This privilege was not the only sign of royal favour: we find Udall in November, 1551, presented by the King to a prebend in Windsor,[306] and later (in March, 1553) to the Parsonage of Calborne, in the Isle of Wight.

After such favours received from Edward, and such services in the Protestant camp, we should expect to find Udall in disgrace under Queen Mary, and sharing with his fellow-Protestants at least the bitter fate of exile, but Mary had apparently preserved a grateful memory for her former fellow-worker in the Erasmian translation. If, indeed, she did not use him as a theologian, she remembered his dramatic talents, and so we find that a special warrant was issued, December 3, 1554, which shows us Udall in the rôle of playwright.
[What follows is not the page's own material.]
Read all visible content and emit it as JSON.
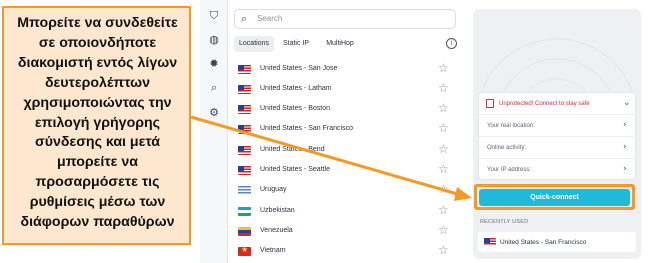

The Office of the Queen's Revels was directed by the warrant referred to, to deliver to Udall such "apparel" at any time as he might require for the "setting foorth of Dialogues and Enterludes" before the Queen, for her "regell disporte and recreacion." In the beginning of the document[307] appears an allusion to Udall as having shown previously "at soondrie seasons" his "dilligence" in arranging "Dialogues and Enterludes"—important documentary evidence of his connection with the "Revels," a connection apparently begun with the pageant for which he furnished such poor verses at Anne Boleyn's coronation.

This evidence for the fact that Udall was known as a writer of "plays" before 1554 is singularly corroborated by the quotation of Roister's letter to Custance (Act III., Scene iv.) as an example of "ambiguity" in the 1553 edition of Wilson's Rule of Reason.[308]
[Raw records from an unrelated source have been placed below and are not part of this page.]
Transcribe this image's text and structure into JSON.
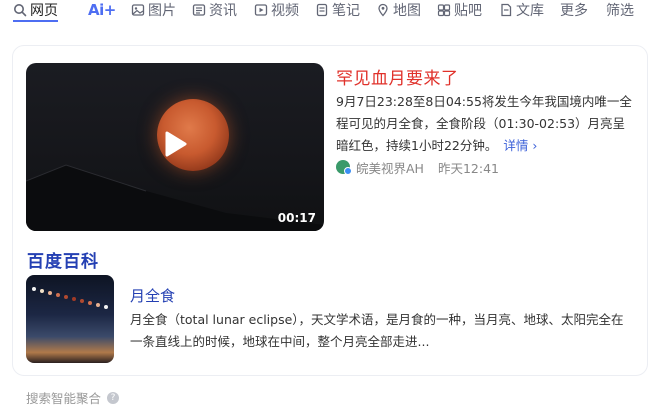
{
  "tabs": [
    {
      "label": "网页",
      "icon": "search-icon",
      "active": true
    },
    {
      "label": "Ai+",
      "icon": "ai-icon",
      "active": false
    },
    {
      "label": "图片",
      "icon": "image-icon",
      "active": false
    },
    {
      "label": "资讯",
      "icon": "news-icon",
      "active": false
    },
    {
      "label": "视频",
      "icon": "video-icon",
      "active": false
    },
    {
      "label": "笔记",
      "icon": "note-icon",
      "active": false
    },
    {
      "label": "地图",
      "icon": "map-icon",
      "active": false
    },
    {
      "label": "贴吧",
      "icon": "tieba-icon",
      "active": false
    },
    {
      "label": "文库",
      "icon": "wenku-icon",
      "active": false
    },
    {
      "label": "更多",
      "icon": "",
      "active": false
    },
    {
      "label": "筛选",
      "icon": "",
      "active": false
    }
  ],
  "video_result": {
    "title": "罕见血月要来了",
    "description": "9月7日23:28至8日04:55将发生今年我国境内唯一全程可见的月全食，全食阶段（01:30-02:53）月亮呈暗红色，持续1小时22分钟。",
    "more_label": "详情 ›",
    "duration": "00:17",
    "source": "皖美视界AH",
    "time": "昨天12:41"
  },
  "baike": {
    "heading": "百度百科",
    "term": "月全食",
    "description": "月全食（total lunar eclipse），天文学术语，是月食的一种，当月亮、地球、太阳完全在一条直线上的时候，地球在中间，整个月亮全部走进..."
  },
  "footer": {
    "label": "搜索智能聚合"
  },
  "colors": {
    "accent": "#4e6ef2",
    "title_red": "#e0312a",
    "link_blue": "#2440b3"
  }
}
As to the nature of Udall's "Dialogues," "Enterludes," and "devises," we are not entirely without information. The very date of the warrant would indicate the occasion for Udall's services (December 3, 1554), if we had not a more definite statement. He was commissioned to get up the Christmas shows before Mary and Philip.

Udall was in a dangerous position, since any reference to the Protestant sympathies of the nation might have cost his life, but he realized the situation, and with good tact presented "divers plaies," the "incydents" of which were very innocent:[309] "A mask of patrons of gallies like Venetian senators, with galley-slaves for their torche-bearers; a mask of 6 Venuses or amorous ladies with 6 Cupids and 6 torche-bearers to them," and some "Turkes archers,"[310] "Turkes magistrates," and "Turkie women," "6 lions' hedds of paste and cement," and a few other harmless paraphernalia.
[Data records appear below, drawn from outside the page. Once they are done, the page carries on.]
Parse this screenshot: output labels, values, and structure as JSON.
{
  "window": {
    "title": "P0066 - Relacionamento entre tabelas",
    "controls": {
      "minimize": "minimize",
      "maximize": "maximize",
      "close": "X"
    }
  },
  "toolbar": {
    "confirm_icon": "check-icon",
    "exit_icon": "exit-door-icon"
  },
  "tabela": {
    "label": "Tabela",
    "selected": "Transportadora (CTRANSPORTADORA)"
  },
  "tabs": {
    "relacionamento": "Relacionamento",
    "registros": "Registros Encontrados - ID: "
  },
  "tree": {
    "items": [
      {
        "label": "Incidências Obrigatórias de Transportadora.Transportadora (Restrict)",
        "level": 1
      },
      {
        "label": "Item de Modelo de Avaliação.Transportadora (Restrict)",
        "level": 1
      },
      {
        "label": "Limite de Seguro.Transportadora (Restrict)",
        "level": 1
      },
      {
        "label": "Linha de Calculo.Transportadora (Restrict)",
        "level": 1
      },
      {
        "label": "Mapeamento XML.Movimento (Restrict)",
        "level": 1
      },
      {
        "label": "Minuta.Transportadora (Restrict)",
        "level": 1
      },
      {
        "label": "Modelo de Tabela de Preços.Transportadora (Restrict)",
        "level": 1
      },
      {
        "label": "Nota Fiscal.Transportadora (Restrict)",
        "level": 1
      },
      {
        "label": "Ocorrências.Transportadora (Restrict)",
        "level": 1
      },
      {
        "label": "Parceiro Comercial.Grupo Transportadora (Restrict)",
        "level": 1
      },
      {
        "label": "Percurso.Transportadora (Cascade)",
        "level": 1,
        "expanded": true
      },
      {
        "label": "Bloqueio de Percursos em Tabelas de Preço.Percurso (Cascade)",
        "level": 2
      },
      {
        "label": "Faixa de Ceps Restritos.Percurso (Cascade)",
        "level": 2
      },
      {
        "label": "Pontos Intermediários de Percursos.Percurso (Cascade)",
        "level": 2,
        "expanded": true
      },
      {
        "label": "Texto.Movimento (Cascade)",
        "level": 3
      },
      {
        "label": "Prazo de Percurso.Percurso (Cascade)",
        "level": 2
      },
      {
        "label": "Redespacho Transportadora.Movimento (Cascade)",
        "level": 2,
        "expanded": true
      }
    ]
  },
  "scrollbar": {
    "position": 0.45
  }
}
How long Udall served the queen in this capacity we do not know. In 1555, towards the end of his career, we find him at his old calling as master of Westminster School.[311] When in November of the following year the old monastery was again opened, naturally Udall's services became superfluous, and he was doubtless discharged; and so indeed the darkness enshrouding the last months of his life may cover a period of great distress. He died in December, 1556, and found his last resting place in St. Margaret's, Westminster; where almost thirty years before Skelton had found first a sanctuary and then a grave.

It seems that the queen did not erect a monument over the ashes of her old friend, at least none is registered by the industrious Weever;[312] but Udall does not need a monument from Queen Mary, he has erected it himself—ære perennius—in the annals of English literature.

Date of the Play.Roister Doister was formerly assigned to the time of Udall's mastership at Eton (1534-41).[313] In more recent years, however, this date has been rejected, and Professor J. W. Hales has tried to show that "this play was in fact written in 1552, and more probably written for Westminster school."[314]

The arguments of Professor Hales, as far as I can see, might be summarized thus:

1. The fact that Wilson—an old Eton boy himself, who left the school in 1541, and ought to have known of the play if it had ever been performed there—does not insert the "ambiguous letter" in his first and second editions of the Rule of Reason (1551, 1552), whereas he inserts it in the edition of 1553, "suggests that this comedy was written between the appearances of the second and the third editions."